NO “BATE-ESTACAS” DOS IPÊS ROXOS...
Ao inferno dos homens que “cuidam”.
São Paulo, pouco mais do meio dia dum domingo invernal seco e com sol a pino.
Cenário conhecido de todos: o CEAGESP.
Entreposto aonde a fartura ,solta da terra e acumulada nos lixos dos desperdícios, ainda nos mostra a dádiva resilientemente milagrosa do abandonado celeiro do mundo.
Dentre as sequenciais horas dos inúmeros trabalhadores de dura labuta pela vida, clientes procuram pela variedade de alimentos a preços distantes da onda especulativa do momento, enquanto pombos ciscam as migalhas espalhadas num chão duro, de odor ocre, dentre as flores descuidadas, caídas,as das cerejeiras cor –de- rosa, recém chegadas, exuberantes e carinhosas rumo ao céu anil, coloridas das antíteses dos cenários que compõem as surrealidades da vida.
Fim da maratona da manhã, o início do último ato da saga dos homens ditos privilegiados pela dignidade da existência: rumo à avenida que se acessa pelo portão da saída, em exposição a peça no teatro do abandono social a protagonizar, sem tapetes, a cena mais cáustica que cidade alguma mereceria encenar.
Cena plantada pelos descasos sequenciais no tempo.
Ali, a briga não é por moedas das compaixões automatizadas, nem pelas migalhas esquecidas num chão indigno, nem pelo digno trabalho dos malabaristas das ruas , tampouco pela sorte que sustenta a vida dos homens "nobres".

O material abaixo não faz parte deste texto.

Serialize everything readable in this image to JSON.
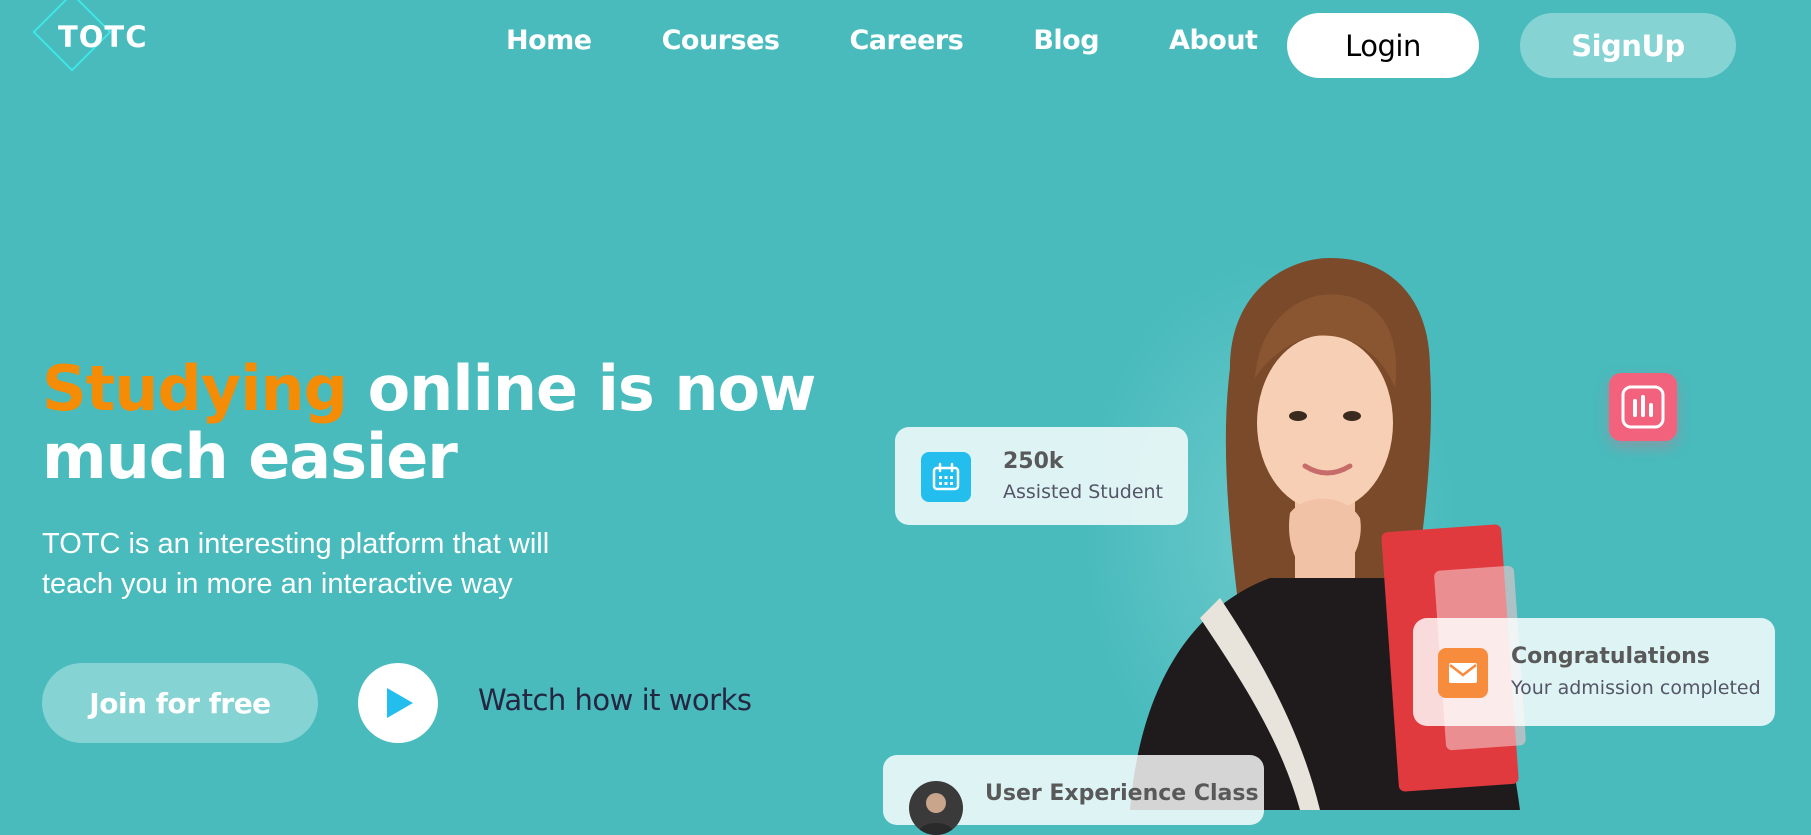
{
  "brand": {
    "logo_text": "TOTC"
  },
  "nav": {
    "items": [
      "Home",
      "Courses",
      "Careers",
      "Blog",
      "About"
    ],
    "login_label": "Login",
    "signup_label": "SignUp"
  },
  "hero": {
    "headline_accent": "Studying",
    "headline_rest_line1": " online is now",
    "headline_line2": "much easier",
    "subtext": "TOTC is an interesting platform that will teach you in more an interactive way",
    "join_label": "Join for free",
    "watch_label": "Watch how it works"
  },
  "cards": {
    "students": {
      "count": "250k",
      "label": "Assisted Student",
      "icon": "calendar-icon"
    },
    "congrats": {
      "title": "Congratulations",
      "label": "Your admission completed",
      "icon": "mail-icon"
    },
    "ux_class": {
      "title": "User Experience Class"
    },
    "badge": {
      "icon": "bar-chart-icon"
    }
  },
  "colors": {
    "background": "#49BBBD",
    "accent": "#F48C06",
    "signup_button": "#86D3D4",
    "calendar_icon_bg": "#23BDEE",
    "mail_icon_bg": "#F88C3D",
    "chart_badge_bg": "#F3627C"
  }
}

Dentre a escassez do verde robusto,ali a disputa se sela pelo encontro da àrvore mais alta e mais forte, cujos caules e troncos possam firmemente sustentar a lona das barracas estacadas para a vida invisível, tão crescente de adversidades pelas ruas das cidades.
O pó de todas as drogas ali é o curativo dual: às vidas mortas plantadas no nada e às incuráveis chagas abertas nas almas ainda vivas.
Então, prontamente escolhi um ipê roxo para me estacar: ali ancorei a tenda do meu poema decaído em consonância com as raízes tão frouxas e céticas, as do meu sentimento interior.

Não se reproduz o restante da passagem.